Ecologie : de l’importance de rester optimiste et actif

Ecologie : de l’importance de rester optimiste et actif

Главная страница » Ecologie : de l’importance de rester optimiste et actif

Le directeur de recherche CNRS au Centre d’écologie fonctionnelle et évolutive de Montpellier tient une chronique écologique pour «Libération» : «l’Albatros hurleur».

Sale temps pour les écologues. Malgré tous leurs efforts depuis un siècle et une avalanche d’études scientifiques qui démontrent l’impact des activités humaines sur les écosystèmes, la cause environnementale s’enlise dans la boue des populismes. Les crises géopolitiques actuelles, du conflit ukrainien à l’expansionnisme US sont, de fait, des guerres sans merci pour les ressources naturelles, au cours desquelles les puissants de ce monde mettent les écologues soigneusement au placard.

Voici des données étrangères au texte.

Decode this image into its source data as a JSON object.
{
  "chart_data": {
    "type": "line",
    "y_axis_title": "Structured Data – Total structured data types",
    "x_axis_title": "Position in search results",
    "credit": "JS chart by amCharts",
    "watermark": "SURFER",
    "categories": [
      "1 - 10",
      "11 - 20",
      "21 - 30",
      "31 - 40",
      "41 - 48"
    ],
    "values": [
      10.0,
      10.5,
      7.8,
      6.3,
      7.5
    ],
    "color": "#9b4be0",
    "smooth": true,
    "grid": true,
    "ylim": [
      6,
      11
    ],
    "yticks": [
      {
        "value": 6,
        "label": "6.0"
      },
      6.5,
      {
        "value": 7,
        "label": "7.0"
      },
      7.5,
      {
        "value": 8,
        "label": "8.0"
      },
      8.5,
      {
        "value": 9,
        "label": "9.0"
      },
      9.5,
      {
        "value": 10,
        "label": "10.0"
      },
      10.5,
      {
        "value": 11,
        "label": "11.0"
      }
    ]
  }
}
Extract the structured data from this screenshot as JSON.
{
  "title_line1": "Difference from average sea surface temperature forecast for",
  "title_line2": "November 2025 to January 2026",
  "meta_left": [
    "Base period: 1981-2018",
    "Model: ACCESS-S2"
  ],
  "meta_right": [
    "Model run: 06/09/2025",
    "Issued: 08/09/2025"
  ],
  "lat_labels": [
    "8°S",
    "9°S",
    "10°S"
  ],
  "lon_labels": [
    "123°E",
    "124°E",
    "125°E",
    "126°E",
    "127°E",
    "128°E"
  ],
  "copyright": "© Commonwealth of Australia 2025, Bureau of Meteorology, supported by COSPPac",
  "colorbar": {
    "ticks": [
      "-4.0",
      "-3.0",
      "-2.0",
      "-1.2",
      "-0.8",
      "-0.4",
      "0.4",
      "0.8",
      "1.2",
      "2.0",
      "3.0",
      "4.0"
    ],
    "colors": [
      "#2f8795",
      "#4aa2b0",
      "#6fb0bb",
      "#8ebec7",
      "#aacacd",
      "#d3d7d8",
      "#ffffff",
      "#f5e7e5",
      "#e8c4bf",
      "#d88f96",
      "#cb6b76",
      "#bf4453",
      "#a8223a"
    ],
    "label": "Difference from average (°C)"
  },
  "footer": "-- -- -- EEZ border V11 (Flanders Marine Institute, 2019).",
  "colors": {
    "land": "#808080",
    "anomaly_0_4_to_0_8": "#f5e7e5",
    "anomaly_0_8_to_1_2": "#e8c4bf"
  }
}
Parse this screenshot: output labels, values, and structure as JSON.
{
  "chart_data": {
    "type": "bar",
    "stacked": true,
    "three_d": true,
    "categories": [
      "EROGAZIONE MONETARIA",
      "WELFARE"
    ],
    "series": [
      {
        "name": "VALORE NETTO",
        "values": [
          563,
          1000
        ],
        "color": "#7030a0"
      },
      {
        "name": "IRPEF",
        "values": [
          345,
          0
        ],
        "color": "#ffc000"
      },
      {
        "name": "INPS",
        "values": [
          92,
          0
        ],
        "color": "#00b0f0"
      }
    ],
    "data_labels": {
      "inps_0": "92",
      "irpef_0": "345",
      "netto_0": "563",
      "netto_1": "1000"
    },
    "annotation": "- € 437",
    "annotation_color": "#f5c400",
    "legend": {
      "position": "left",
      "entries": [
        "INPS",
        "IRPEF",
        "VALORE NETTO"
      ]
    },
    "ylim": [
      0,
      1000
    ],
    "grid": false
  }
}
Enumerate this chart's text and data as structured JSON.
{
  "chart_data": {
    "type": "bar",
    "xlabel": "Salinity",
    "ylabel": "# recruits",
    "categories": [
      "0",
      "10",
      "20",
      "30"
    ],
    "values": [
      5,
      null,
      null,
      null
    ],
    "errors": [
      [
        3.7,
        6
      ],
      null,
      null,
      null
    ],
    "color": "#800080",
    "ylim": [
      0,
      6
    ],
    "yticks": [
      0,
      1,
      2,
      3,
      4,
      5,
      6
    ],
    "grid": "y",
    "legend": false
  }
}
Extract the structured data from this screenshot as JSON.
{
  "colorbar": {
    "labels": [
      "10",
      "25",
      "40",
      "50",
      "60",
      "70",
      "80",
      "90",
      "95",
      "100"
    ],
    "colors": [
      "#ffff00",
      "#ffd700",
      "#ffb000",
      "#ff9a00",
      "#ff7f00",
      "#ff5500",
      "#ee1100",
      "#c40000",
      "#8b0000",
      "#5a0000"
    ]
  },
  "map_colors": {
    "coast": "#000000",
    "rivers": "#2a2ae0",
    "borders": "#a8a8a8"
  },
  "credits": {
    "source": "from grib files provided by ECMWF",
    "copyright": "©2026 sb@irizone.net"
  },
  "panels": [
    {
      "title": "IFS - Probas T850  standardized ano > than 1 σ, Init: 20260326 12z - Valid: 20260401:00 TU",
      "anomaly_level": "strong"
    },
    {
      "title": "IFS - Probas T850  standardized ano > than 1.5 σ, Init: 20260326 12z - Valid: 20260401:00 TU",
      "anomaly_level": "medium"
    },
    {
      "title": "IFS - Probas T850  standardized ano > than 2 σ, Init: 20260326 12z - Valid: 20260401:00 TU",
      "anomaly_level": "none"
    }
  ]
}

L’écologie ou « économie de la nature » nous donne pourtant tous les moyens d’effectuer un diagnostic, de proposer des solutions opérationnelles pour un futur juste et durable. Cette feuille de route évite notamment un pillage des ressources marines, une destruction des forêts et des sols cultivés, des pollutions diverses et les prochaines pandémies liées aux élevages industriels. Alors que certains médias créent de toute pièce le fantasme d’une écologie punitive, les écologues sont les lanceurs d’alerte, mais aussi les secouristes d’une biodiversité qui conditionne notre propre résilience.

Et quand un espace naturel a été bousillé par les humains, une restauration peut permettre de retrouver un bon état écologique. Ainsi, il est possible de renaturer les berges de grands fleuves comme la Loire, ou le Danube. Dès que la qualité de l’eau le permet, microorganismes, plantes et animaux reviennent.

Il est néanmoins beaucoup plus difficile de guérir que de prévenir, et la restauration écologique pose une question épineuse : qu’est-ce qu’un bon état écologique ? Celui de notre enfance, celui de nos aïeuls, d’avant la dernière glaciation ?

Je bavarde avec John Thompson, chercheur au CNRS et spécialiste de la sauvegarde de la flore « On a parlé un peu trop vite », concède John « malgré l’engouement des dernières décennies, la restauration prend beaucoup plus de temps que prévu. Notamment, même si les espèces reviennent, les fonctions écologiques ne sont pas pour autant restaurées. Il faut vraiment s’armer de patience. Près de Béziers, nous avons replanté des grandes quantités d’iris d’Espagne, cette belle plante menacée par l’artificialisation et la salinisation des sols. Dans les années qui ont suivi notre action, à laquelle les enfants d’une école locale ont participé, les plantes réintroduites semblaient disparaître. Pourtant, douze ans plus tard, on les voit fleurir dans des zones alentours. Notre initiative a rétabli la confiance des habitants, dans leur capacité à agir localement ».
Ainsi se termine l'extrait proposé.